Bir motosiklet sürücüsü için en kapsamlı kişisel arzusu olma özelliğini gösterendir alışveriş anındaki seçim aşamaları. Pekçok motor galerisi sergiledikleri ürünlerde satış yapma duygusunun dışavurumunda, ağırlıklı fantastik ve mizahi öğelerin yanı sıra ürünleri kimliklendirme çabası da öne çıkıyor.
Bu doğrultuda açılan motor sergileri daha çok üreticilerin çalışmalarının otobiyografik unsurlar taşıdığı sergilerdir. Hem ulusal hem de uluslararası alanlarda kendisini gösteren bu motor sergilerinin içerisinde taşımakta oldukları viyonları doğrultusunda takip ettikleri belli bir çizgi bulunmaktadır.
Bu noktada duruma hem müşteri hem de üretici açısından bakacak olursak temel almamız gereken olay bu tür satışların yapıldığı sergilere gitmek veya bir motor satış kataloğuna bakmak, beğendiğimiz bir şey görüp onu kendimize almamızdır. Her ne kadar bunlar her iki perspektiften de farklı açılar taşısa da biliyoruz ki satın alma veyahut satış yapma gibi durumlarda işin temeli burada yatmaktadır. Bu, üreticilerin bir nevi yaratmış olduğu ‘modus operandi’dir.
Günümüzde yeni bir şey üretime ve satışa sunulduğunda piyasada birtakım ayaklanmalar meydana gelmektedir. Misal üretim rakipleri açısından ürün yanlış hatırlama ve yanlış yorumlama sürecine girmektedir.

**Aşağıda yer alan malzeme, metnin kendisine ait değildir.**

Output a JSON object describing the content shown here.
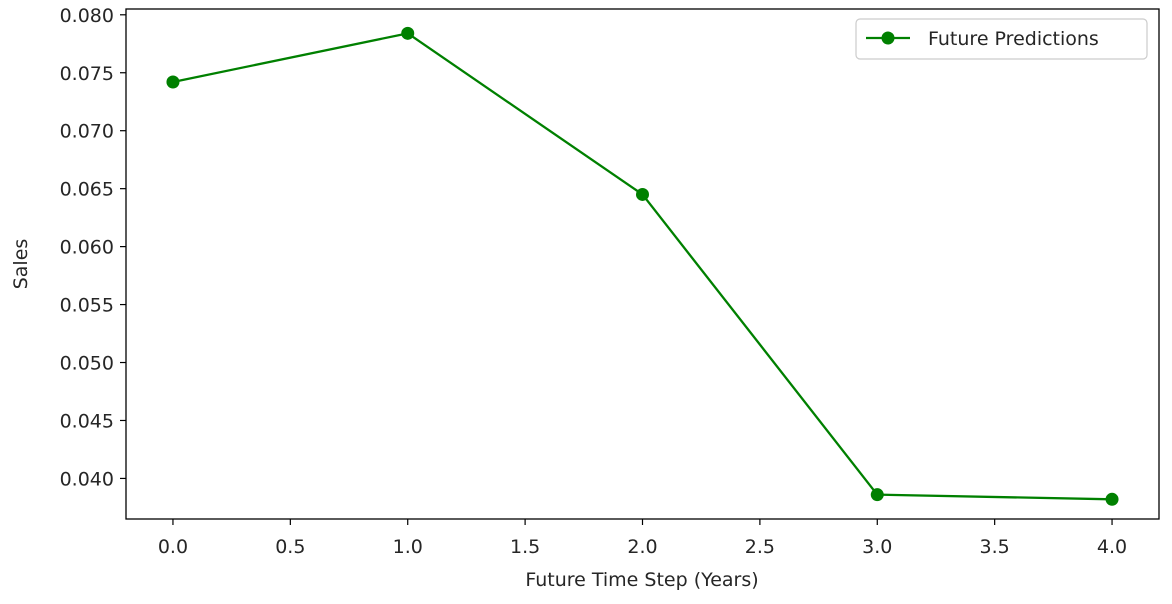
{
  "chart_data": {
    "type": "line",
    "title": "",
    "xlabel": "Future Time Step (Years)",
    "ylabel": "Sales",
    "xlim": [
      -0.2,
      4.2
    ],
    "ylim": [
      0.0365,
      0.0805
    ],
    "x_ticks": [
      "0.0",
      "0.5",
      "1.0",
      "1.5",
      "2.0",
      "2.5",
      "3.0",
      "3.5",
      "4.0"
    ],
    "y_ticks": [
      "0.040",
      "0.045",
      "0.050",
      "0.055",
      "0.060",
      "0.065",
      "0.070",
      "0.075",
      "0.080"
    ],
    "grid": false,
    "legend": "top-right",
    "series": [
      {
        "name": "Future Predictions",
        "color": "#008000",
        "marker": "circle",
        "x": [
          0,
          1,
          2,
          3,
          4
        ],
        "y": [
          0.0742,
          0.0784,
          0.0645,
          0.0386,
          0.0382
        ]
      }
    ]
  }
}
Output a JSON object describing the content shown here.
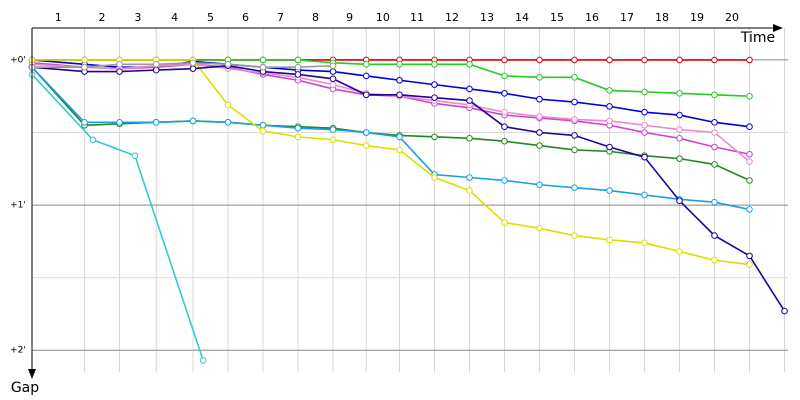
{
  "chart_data": {
    "type": "line",
    "x_title": "Time",
    "y_title": "Gap",
    "laps": [
      "1",
      "2",
      "3",
      "4",
      "5",
      "6",
      "7",
      "8",
      "9",
      "10",
      "11",
      "12",
      "13",
      "14",
      "15",
      "16",
      "17",
      "18",
      "19",
      "20"
    ],
    "x": [
      0,
      1.5,
      2.5,
      3.55,
      4.6,
      5.6,
      6.6,
      7.6,
      8.6,
      9.55,
      10.5,
      11.5,
      12.5,
      13.5,
      14.5,
      15.5,
      16.5,
      17.5,
      18.5,
      19.5,
      20.5,
      21.5
    ],
    "xlim": [
      0,
      21.6
    ],
    "ylim": [
      -0.22,
      2.15
    ],
    "yticks": [
      {
        "value": 0,
        "label": "+0'"
      },
      {
        "value": 1,
        "label": "+1'"
      },
      {
        "value": 2,
        "label": "+2'"
      }
    ],
    "minor_yticks": [
      0.5,
      1.5
    ],
    "grid": true,
    "series": [
      {
        "color": "#e00000",
        "values": [
          0,
          0,
          0,
          0,
          0,
          0,
          0,
          0,
          0,
          0,
          0,
          0,
          0,
          0,
          0,
          0,
          0,
          0,
          0,
          0,
          0,
          null
        ]
      },
      {
        "color": "#22cc22",
        "values": [
          0,
          0,
          0,
          0,
          0,
          0,
          0,
          0,
          0.02,
          0.03,
          0.03,
          0.03,
          0.03,
          0.11,
          0.12,
          0.12,
          0.21,
          0.22,
          0.23,
          0.24,
          0.25,
          null
        ]
      },
      {
        "color": "#0000dd",
        "values": [
          0,
          0.03,
          0.05,
          0.05,
          0.01,
          0.03,
          0.05,
          0.07,
          0.08,
          0.11,
          0.14,
          0.17,
          0.2,
          0.23,
          0.27,
          0.29,
          0.32,
          0.36,
          0.38,
          0.43,
          0.46,
          null
        ]
      },
      {
        "color": "#cc44cc",
        "values": [
          0.02,
          0.05,
          0.06,
          0.05,
          0.03,
          0.05,
          0.1,
          0.14,
          0.2,
          0.24,
          0.25,
          0.3,
          0.33,
          0.38,
          0.4,
          0.42,
          0.45,
          0.5,
          0.54,
          0.6,
          0.65,
          null
        ]
      },
      {
        "color": "#ee88cc",
        "values": [
          0.03,
          0.05,
          0.06,
          0.04,
          0.03,
          0.06,
          0.09,
          0.12,
          0.17,
          0.23,
          0.25,
          0.28,
          0.31,
          0.36,
          0.39,
          0.41,
          0.42,
          0.45,
          0.48,
          0.5,
          0.7,
          null
        ]
      },
      {
        "color": "#228822",
        "values": [
          0.05,
          0.45,
          0.44,
          0.43,
          0.42,
          0.43,
          0.45,
          0.46,
          0.47,
          0.5,
          0.52,
          0.53,
          0.54,
          0.56,
          0.59,
          0.62,
          0.63,
          0.66,
          0.68,
          0.72,
          0.83,
          null
        ]
      },
      {
        "color": "#1aa0e0",
        "values": [
          0.05,
          0.43,
          0.43,
          0.43,
          0.42,
          0.43,
          0.45,
          0.47,
          0.48,
          0.5,
          0.53,
          0.79,
          0.81,
          0.83,
          0.86,
          0.88,
          0.9,
          0.93,
          0.96,
          0.98,
          1.03,
          null
        ]
      },
      {
        "color": "#dddd00",
        "values": [
          0,
          0,
          0,
          0,
          0,
          0.31,
          0.49,
          0.53,
          0.55,
          0.59,
          0.62,
          0.81,
          0.9,
          1.12,
          1.16,
          1.21,
          1.24,
          1.26,
          1.32,
          1.38,
          1.41,
          null
        ]
      },
      {
        "color": "#220099",
        "values": [
          0.05,
          0.08,
          0.08,
          0.07,
          0.06,
          0.04,
          0.08,
          0.1,
          0.13,
          0.24,
          0.24,
          0.26,
          0.28,
          0.46,
          0.5,
          0.52,
          0.6,
          0.67,
          0.97,
          1.21,
          1.35,
          1.73
        ]
      },
      {
        "color": "#999999",
        "values": [
          0.05,
          0.05,
          0.03,
          0.03,
          0.02,
          0.03,
          0.05,
          0.05,
          0.04,
          null,
          null,
          null,
          null,
          null,
          null,
          null,
          null,
          null,
          null,
          null,
          null,
          null
        ]
      },
      {
        "color": "#33cccc",
        "x": [
          0,
          1.74,
          2.94,
          4.89
        ],
        "values": [
          0.1,
          0.55,
          0.66,
          2.07
        ]
      }
    ]
  }
}
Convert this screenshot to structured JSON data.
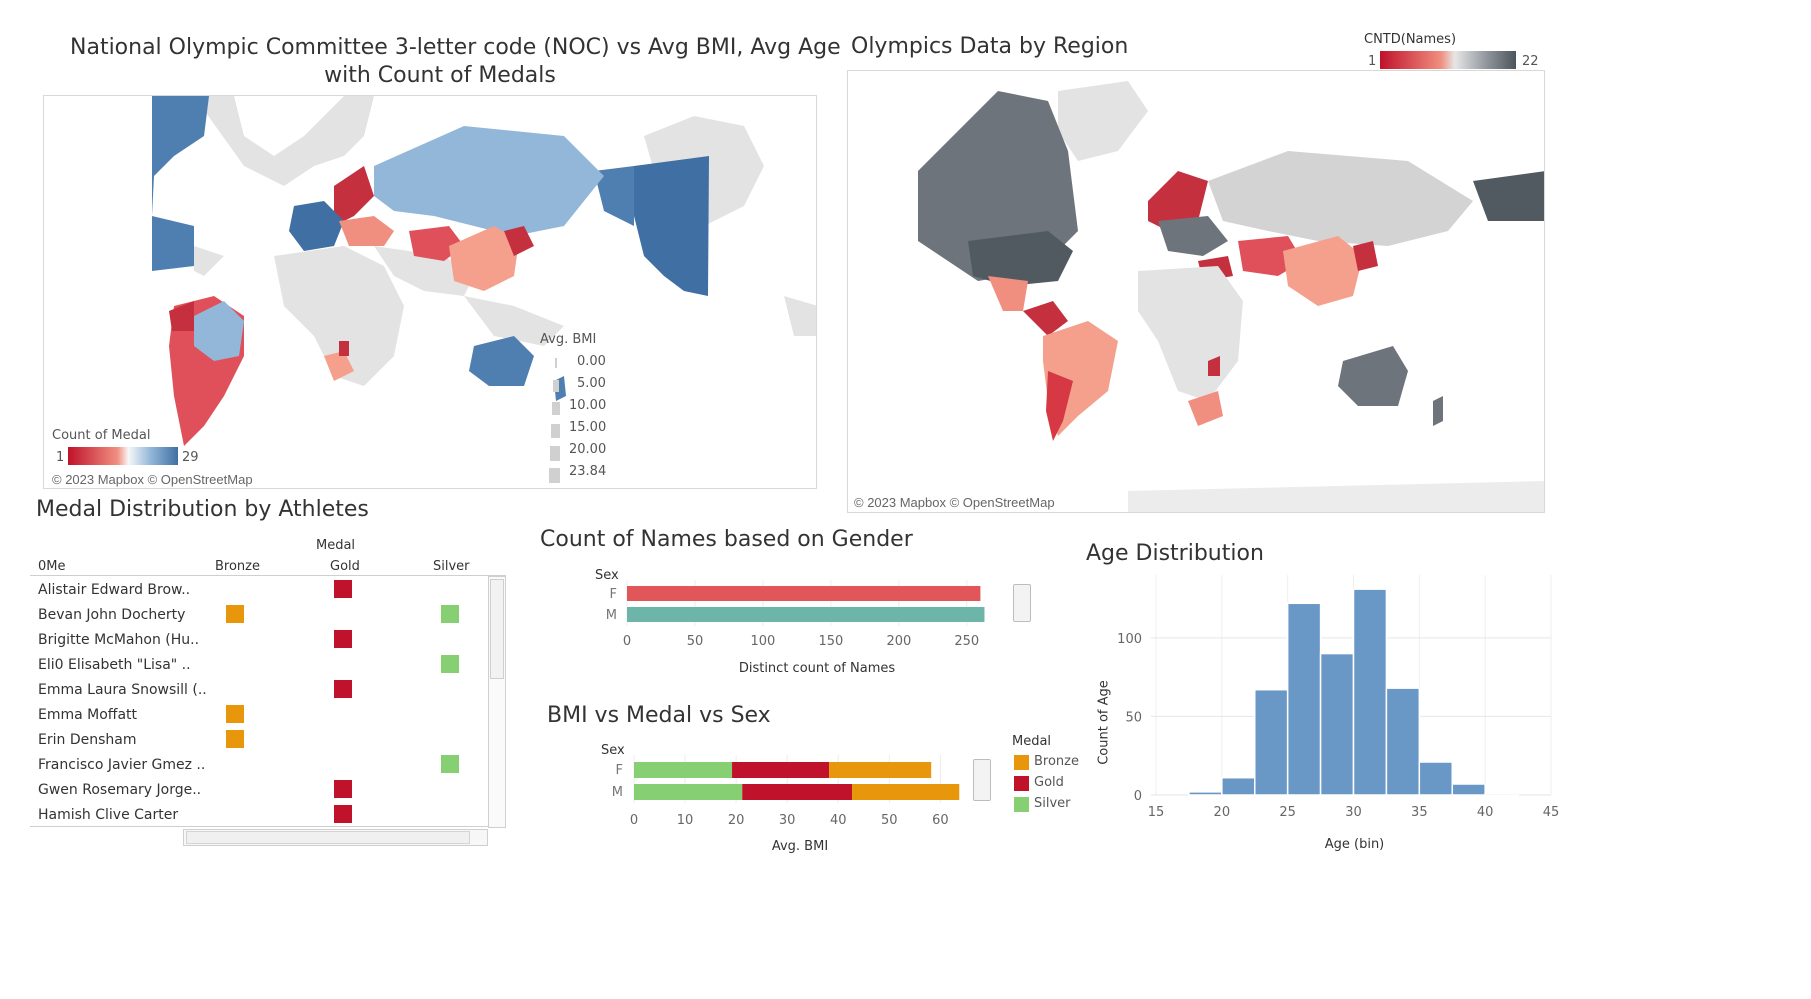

Bunun sonucunda ise ortaya çıkan bir anlamda kötü bir fotokopi. Biz inanıyoruz ki kimse kendi kişisel üretiminde bu türden bir fotokopi durumu yaşamak istemez.
Aynı şey satın alma süreci için de geçerlidir. Kitlesel bir şekilde oluşum gösteren yorumlama aşamaları bize gösteriyor ki müşteriler satın aldıkları ürün üzerine dahi çeşitli yaftalamalara maruz kalıyorlar.
Yanlış anlaşılmasın, hiçbir motor üreticisi ‘orijinal’ olma konusunda herhangi bir yanılsama altında değil. Öte yandan her türlü motorun müşterilerine sergilenme aşaması bu tip yerlerin ve kurumların çağdaş bir bağlantı kurmamıza olanak tanıdığına dikkati çekiyor. Böylelikle üreticinin tüketim nesnelerini mesafeli bir duyarlılıkla tekrar gündeme aldığını söyleyebiliriz.
Zira bunların piyasaya sürülmesi ürünlerin günlük eleştiri ve resmetme potansiyelini mizah duygusuyla yoğuruyor. Sonuç olarak bir motor ürününün satış merkezlerinden sergilere kadar uzanarak alıcıları ile iletişime geçmesi bize artık yapılmakta olan üretimin giderek organikleştiğinin kompoziyonunu çizmektedir.